Identità curda e frammentazione religiosa: trappole globali davanti all’unità nazionale

Aggiornato il 24/04/25 at 06:34 pm

di Husamettin TURAN————Il percorso storico dei curdi deve essere letto come una lunga lotta contro le strutture di dominio regionali e globali, attraverso la costruzione della coscienza nazionale. Uno degli ostacoli più significativi in questo cammino è stata la frammentazione religiosa. Sebbene la diversità settaria possa essere considerata una ricchezza, la sua trasformazione in uno strumento politico ha portato alla frammentazione della nazione curda. Come affermato da Edward Said in Orientalismo, il discorso imperialista ha ingigantito le differenze identitarie locali, attivando una politica del “dividi e domina”. Questa strategia ha profondamente radicato le divisioni religiose nella società curda, erigendo un muro ideologico davanti all’unità nazionale. Di conseguenza, la linea di lotta nazionale deve superare questa frammentazione attraverso una comprensione laica e pluralista.
Il popolo curdo è uno degli elementi originari della Mesopotamia settentrionale, uno dei punti di partenza della storia dell’umanità. Le evidenze archeologiche e linguistiche dimostrano che i curdi, tra i più antichi gruppi etnici di questa regione, occupano un posto unico all’interno della famiglia linguistica indoeuropea (Haig, 2004; MacKenzie, 1961). In questo contesto, i curdi rappresentano il lievito culturale e storico che ha contribuito alla formazione dell’umanità moderna. Facendo riferimento al concetto di “comunità immaginate” di Benedict Anderson, i curdi hanno il potenziale per costruire sé stessi non solo attraverso un’unione politica attuale, ma anche tramite una continuità storico-culturale. Questo conferisce loro una posizione centrale nella storia dell’umanità. L’identità curda, quindi, non è un’esclusione, ma una componente fondante della memoria collettiva umana.
Il fascismo non è solo un’ideologia, ma come lo definisce Hannah Arendt, è la forma più oscura del totalitarismo. Secondo Arendt, il fascismo isola e priva le persone della loro identità per controllare le masse. I curdi sono stati spesso bersaglio di questi regimi, ma nonostante le politiche di assimilazione, oppressione e genocidio, non hanno perso la loro capacità di resistenza. Come sottolinea Frantz Fanon ne I dannati della terra, la liberazione dei popoli colonizzati non è solo un atto politico, ma una rivolta esistenziale.

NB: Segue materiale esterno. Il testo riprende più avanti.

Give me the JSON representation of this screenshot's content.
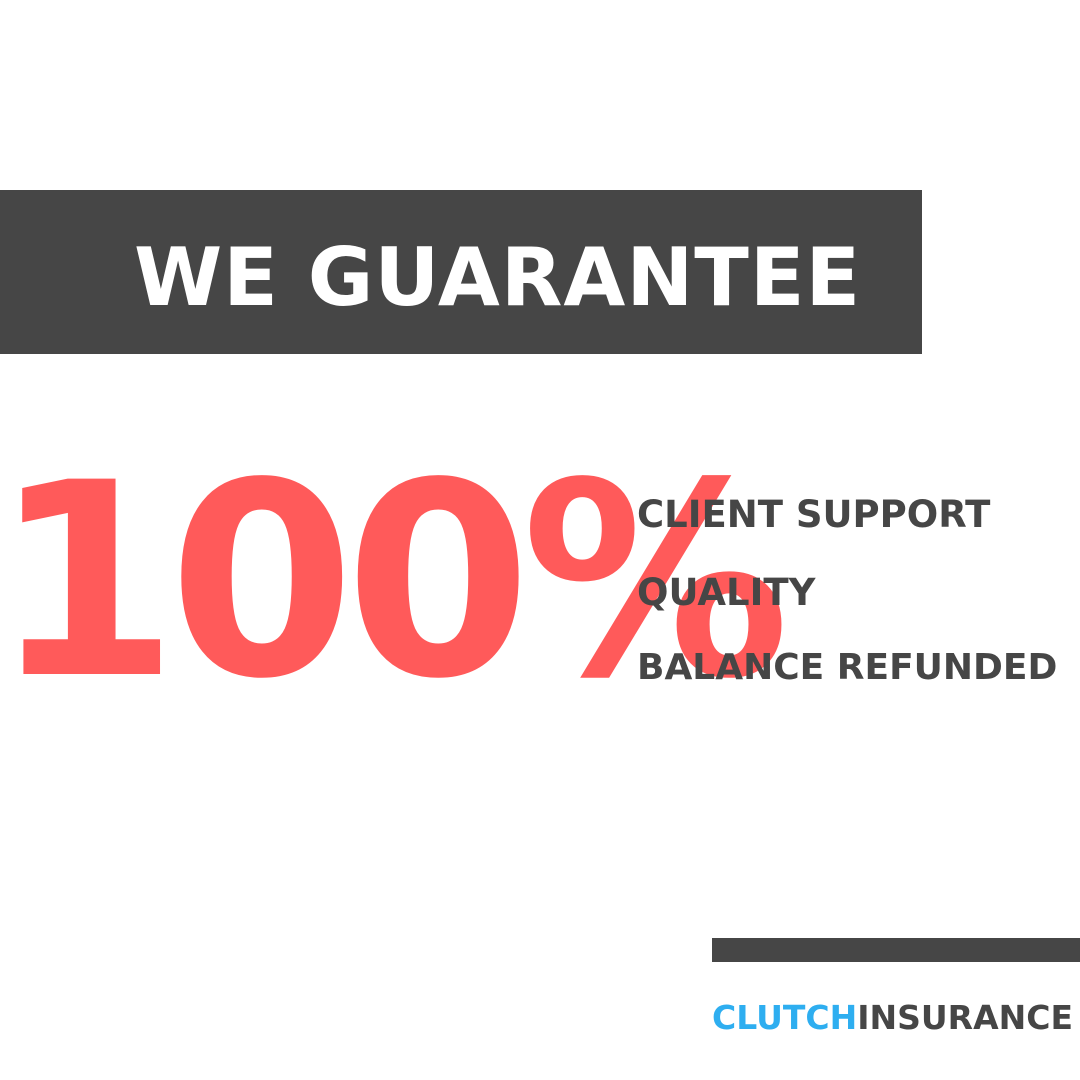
{
  "banner": {
    "title": "WE GUARANTEE"
  },
  "headline": {
    "value": "100%"
  },
  "guarantees": [
    {
      "label": "CLIENT SUPPORT"
    },
    {
      "label": "QUALITY"
    },
    {
      "label": "BALANCE REFUNDED"
    }
  ],
  "brand": {
    "part1": "CLUTCH",
    "part2": "INSURANCE"
  },
  "colors": {
    "background": "#ffffff",
    "banner": "#464646",
    "accent_red": "#ff5a5a",
    "text_dark": "#464646",
    "brand_blue": "#2eaef0"
  }
}
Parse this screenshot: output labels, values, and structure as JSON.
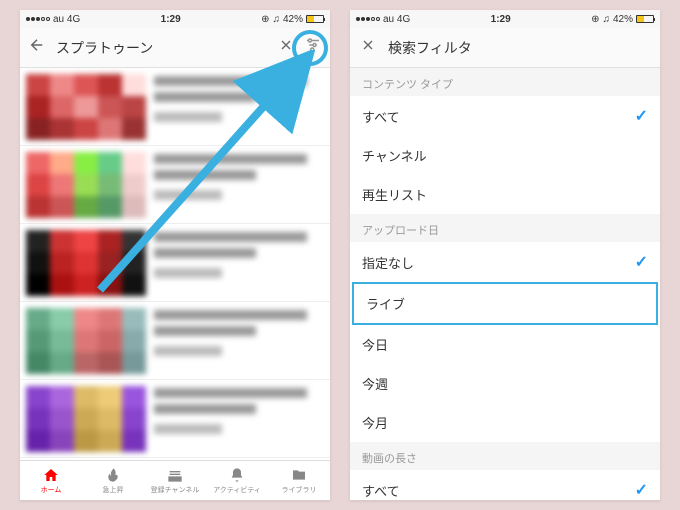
{
  "status": {
    "carrier": "au 4G",
    "time": "1:29",
    "battery": "42%"
  },
  "left": {
    "search_query": "スプラトゥーン",
    "tabs": {
      "home": "ホーム",
      "trending": "急上昇",
      "subs": "登録チャンネル",
      "activity": "アクティビティ",
      "library": "ライブラリ"
    }
  },
  "right": {
    "title": "検索フィルタ",
    "sections": {
      "content_type": {
        "label": "コンテンツ タイプ",
        "options": {
          "all": "すべて",
          "channel": "チャンネル",
          "playlist": "再生リスト"
        }
      },
      "upload_date": {
        "label": "アップロード日",
        "options": {
          "none": "指定なし",
          "live": "ライブ",
          "today": "今日",
          "week": "今週",
          "month": "今月"
        }
      },
      "duration": {
        "label": "動画の長さ",
        "options": {
          "all": "すべて"
        }
      }
    }
  }
}
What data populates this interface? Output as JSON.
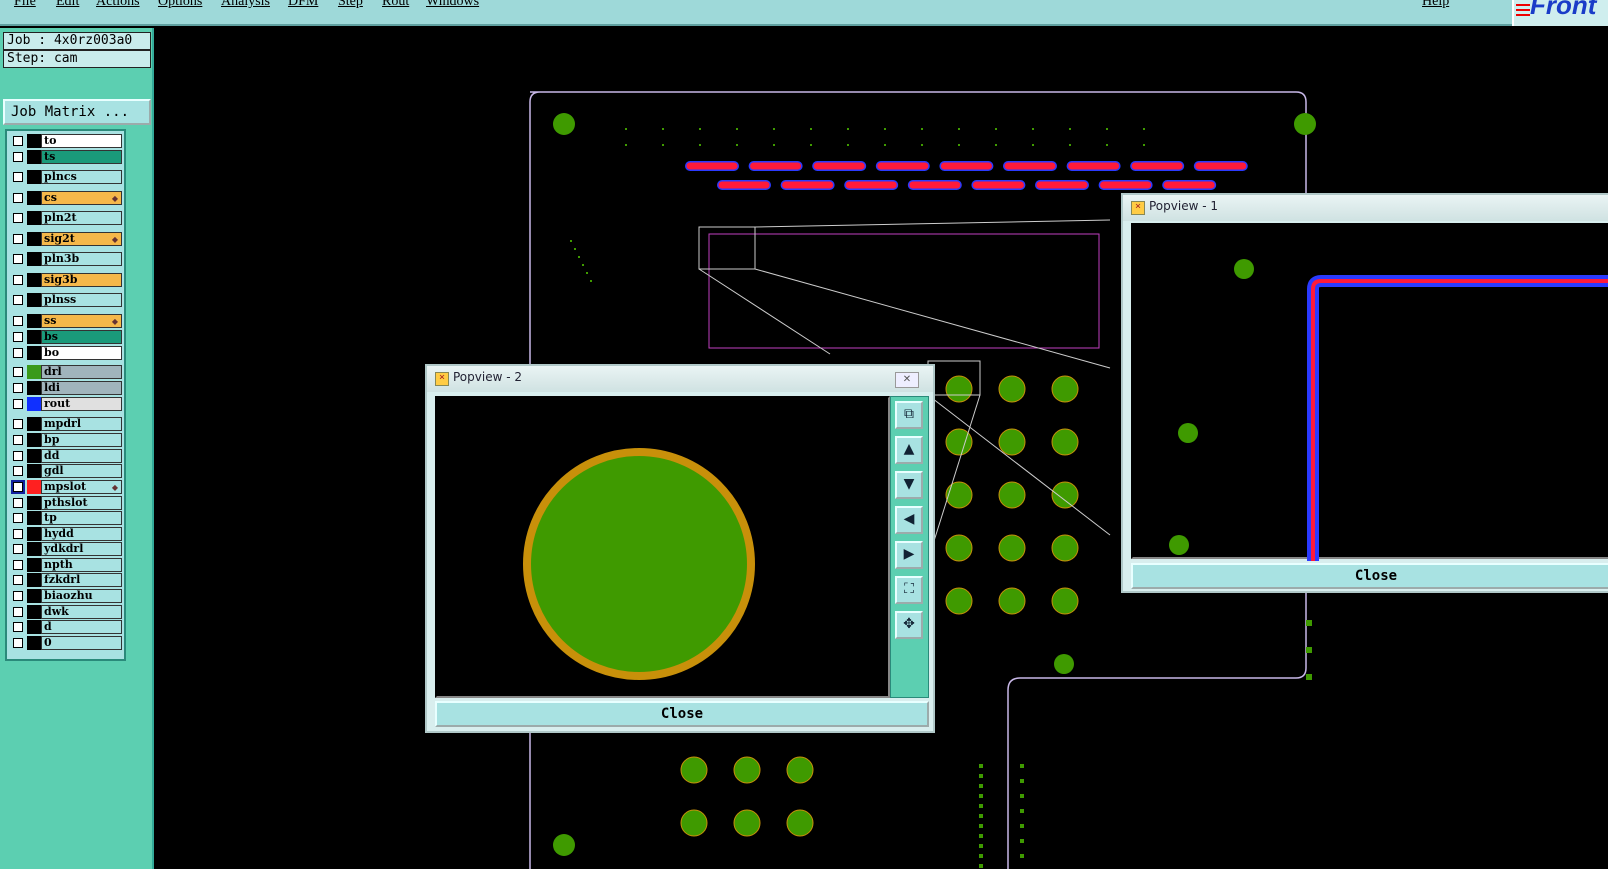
{
  "menu": {
    "items": [
      "File",
      "Edit",
      "Actions",
      "Options",
      "Analysis",
      "DFM",
      "Step",
      "Rout",
      "Windows"
    ],
    "help": "Help"
  },
  "logo": {
    "text": "Front"
  },
  "job": {
    "job_label": "Job : 4x0rz003a0",
    "step_label": "Step: cam",
    "matrix_button": "Job Matrix ..."
  },
  "layers": [
    {
      "name": "to",
      "bg": "#ffffff",
      "sw": "#000000"
    },
    {
      "name": "ts",
      "bg": "#1a9a7a",
      "sw": "#000000"
    },
    {
      "name": "plncs",
      "bg": "#a8e2e2",
      "sw": "#000000"
    },
    {
      "name": "cs",
      "bg": "#f5b84a",
      "sw": "#000000",
      "mark": true
    },
    {
      "name": "pln2t",
      "bg": "#a8e2e2",
      "sw": "#000000"
    },
    {
      "name": "sig2t",
      "bg": "#f5b84a",
      "sw": "#000000",
      "mark": true
    },
    {
      "name": "pln3b",
      "bg": "#a8e2e2",
      "sw": "#000000"
    },
    {
      "name": "sig3b",
      "bg": "#f5b84a",
      "sw": "#000000"
    },
    {
      "name": "plnss",
      "bg": "#a8e2e2",
      "sw": "#000000"
    },
    {
      "name": "ss",
      "bg": "#f5b84a",
      "sw": "#000000",
      "mark": true
    },
    {
      "name": "bs",
      "bg": "#1a9a7a",
      "sw": "#000000"
    },
    {
      "name": "bo",
      "bg": "#ffffff",
      "sw": "#000000"
    },
    {
      "name": "drl",
      "bg": "#a0b4bc",
      "sw": "#3a9a1a"
    },
    {
      "name": "ldi",
      "bg": "#a0b4bc",
      "sw": "#000000"
    },
    {
      "name": "rout",
      "bg": "#e0e0e0",
      "sw": "#1030ff"
    },
    {
      "name": "mpdrl",
      "bg": "#a8e2e2",
      "sw": "#000000"
    },
    {
      "name": "bp",
      "bg": "#a8e2e2",
      "sw": "#000000"
    },
    {
      "name": "dd",
      "bg": "#a8e2e2",
      "sw": "#000000"
    },
    {
      "name": "gdl",
      "bg": "#a8e2e2",
      "sw": "#000000"
    },
    {
      "name": "mpslot",
      "bg": "#a8e2e2",
      "sw": "#ff2020",
      "mark": true,
      "active": true
    },
    {
      "name": "pthslot",
      "bg": "#a8e2e2",
      "sw": "#000000"
    },
    {
      "name": "tp",
      "bg": "#a8e2e2",
      "sw": "#000000"
    },
    {
      "name": "hydd",
      "bg": "#a8e2e2",
      "sw": "#000000"
    },
    {
      "name": "ydkdrl",
      "bg": "#a8e2e2",
      "sw": "#000000"
    },
    {
      "name": "npth",
      "bg": "#a8e2e2",
      "sw": "#000000"
    },
    {
      "name": "fzkdrl",
      "bg": "#a8e2e2",
      "sw": "#000000"
    },
    {
      "name": "biaozhu",
      "bg": "#a8e2e2",
      "sw": "#000000"
    },
    {
      "name": "dwk",
      "bg": "#a8e2e2",
      "sw": "#000000"
    },
    {
      "name": "d",
      "bg": "#a8e2e2",
      "sw": "#000000"
    },
    {
      "name": "0",
      "bg": "#a8e2e2",
      "sw": "#000000"
    }
  ],
  "popview1": {
    "title": "Popview - 1",
    "close": "Close"
  },
  "popview2": {
    "title": "Popview - 2",
    "close": "Close"
  },
  "colors": {
    "pad": "#3f9a00",
    "pad_ring": "#c8900a",
    "outline": "#c8b8e8",
    "trace_red": "#ff1a3a",
    "trace_blue": "#2a3aff",
    "panel": "#5ccfb1"
  },
  "icons": [
    "zoom-home-icon",
    "pan-up-icon",
    "pan-down-icon",
    "pan-left-icon",
    "pan-right-icon",
    "zoom-fit-icon",
    "zoom-center-icon"
  ]
}
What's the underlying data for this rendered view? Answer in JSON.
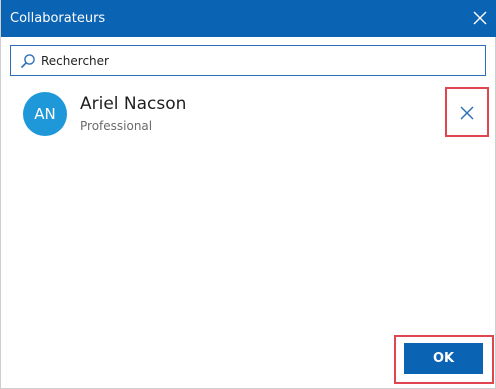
{
  "dialog": {
    "title": "Collaborateurs"
  },
  "search": {
    "placeholder": "Rechercher",
    "value": ""
  },
  "collaborators": [
    {
      "initials": "AN",
      "name": "Ariel Nacson",
      "role": "Professional"
    }
  ],
  "actions": {
    "ok_label": "OK"
  },
  "icons": {
    "close": "close-icon",
    "search": "search-icon",
    "remove": "remove-icon"
  },
  "colors": {
    "titlebar": "#0b63b3",
    "avatar": "#1e98d8",
    "highlight": "#e0464f",
    "ok_button": "#0b63b3"
  }
}
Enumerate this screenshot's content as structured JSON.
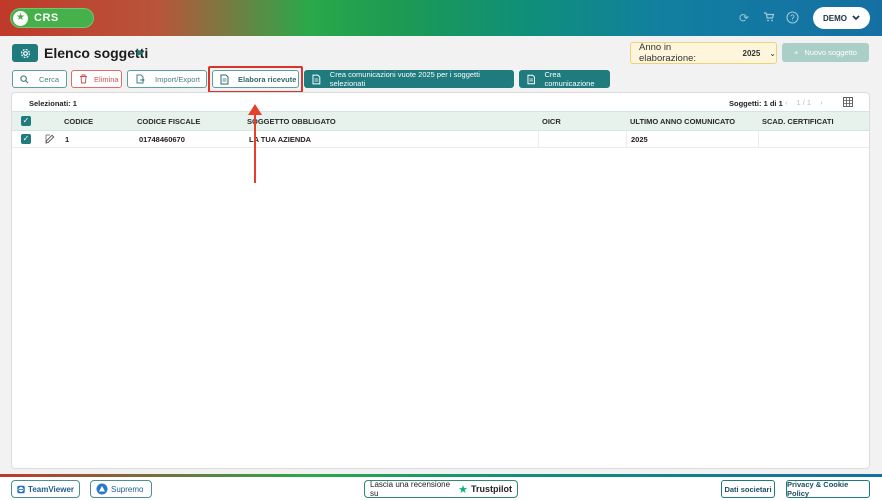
{
  "header": {
    "logo_text": "CRS",
    "user_menu": "DEMO"
  },
  "page": {
    "title": "Elenco soggetti",
    "year_label": "Anno in elaborazione:",
    "year_value": "2025",
    "new_button": "Nuovo soggetto"
  },
  "toolbar": {
    "search": "Cerca",
    "delete": "Elimina",
    "import_export": "Import/Export",
    "process_receipts": "Elabora ricevute",
    "create_empty": "Crea comunicazioni vuote 2025 per i soggetti selezionati",
    "create_comm": "Crea comunicazione"
  },
  "table": {
    "selected": "Selezionati: 1",
    "count": "Soggetti: 1 di 1",
    "page": "1 / 1",
    "columns": [
      "CODICE",
      "CODICE FISCALE",
      "SOGGETTO OBBLIGATO",
      "OICR",
      "ULTIMO ANNO COMUNICATO",
      "SCAD. CERTIFICATI"
    ],
    "rows": [
      {
        "codice": "1",
        "codice_fiscale": "01748460670",
        "soggetto": "LA TUA AZIENDA",
        "oicr": "",
        "ultimo_anno": "2025",
        "scad": ""
      }
    ]
  },
  "footer": {
    "teamviewer": "TeamViewer",
    "supremo": "Supremo",
    "review_prefix": "Lascia una recensione su",
    "trustpilot": "Trustpilot",
    "company_data": "Dati societari",
    "privacy": "Privacy & Cookie Policy"
  },
  "colors": {
    "primary": "#1f7b7d",
    "danger": "#d25252",
    "highlight": "#d9332a"
  }
}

Le lotte dei curdi a Roboskî, Halabja, Zîlan e Şengal non rappresentano solo la difesa dell’esistenza di un gruppo etnico, ma anche la ricostruzione della dignità umana.
L’identità curda si fonda storicamente su un’eredità di resistenza contro l’oppressione. Il fatto che essa sia impermeabile a tendenze razziste deriva dalla sua solidarietà con gli oppressi. Tuttavia, ciò non giustifica la sua invisibilizzazione o marginalizzazione. Usando il concetto di “tradizione inventata” di Eric Hobsbawm, rendere visibili le tradizioni e l’identità nazionale curda, così come hanno fatto le nazioni moderne, è legittimo e necessario. Questa identità deve essere espressa senza escludere l’altro, ma nemmeno negando sé stessa.
È fondamentale, a questo punto, che i curdi rivendichino la propria lingua, cultura e storia, senza entrare in conflitto con altri popoli, ma nemmeno soccombendo ad essi. L’affermazione dell’identità non riguarda il razzismo, ma il diritto all’esistenza. In questo senso, l’essere curdo rappresenta un linguaggio di resistenza, un diritto alla vita e un’espressione della coscienza umana.
In questo contesto storico, il compito del popolo curdo non è solo confrontarsi con le ingiustizie presenti nella propria terra, ma anche affrontare i sistemi disumani a livello globale. Questo confronto è possibile attraverso il patrimonio culturale, la verità storica e i valori universali. Il cammino dei curdi può rappresentare non solo la liberazione di un popolo, ma anche il risveglio morale dell’umanità.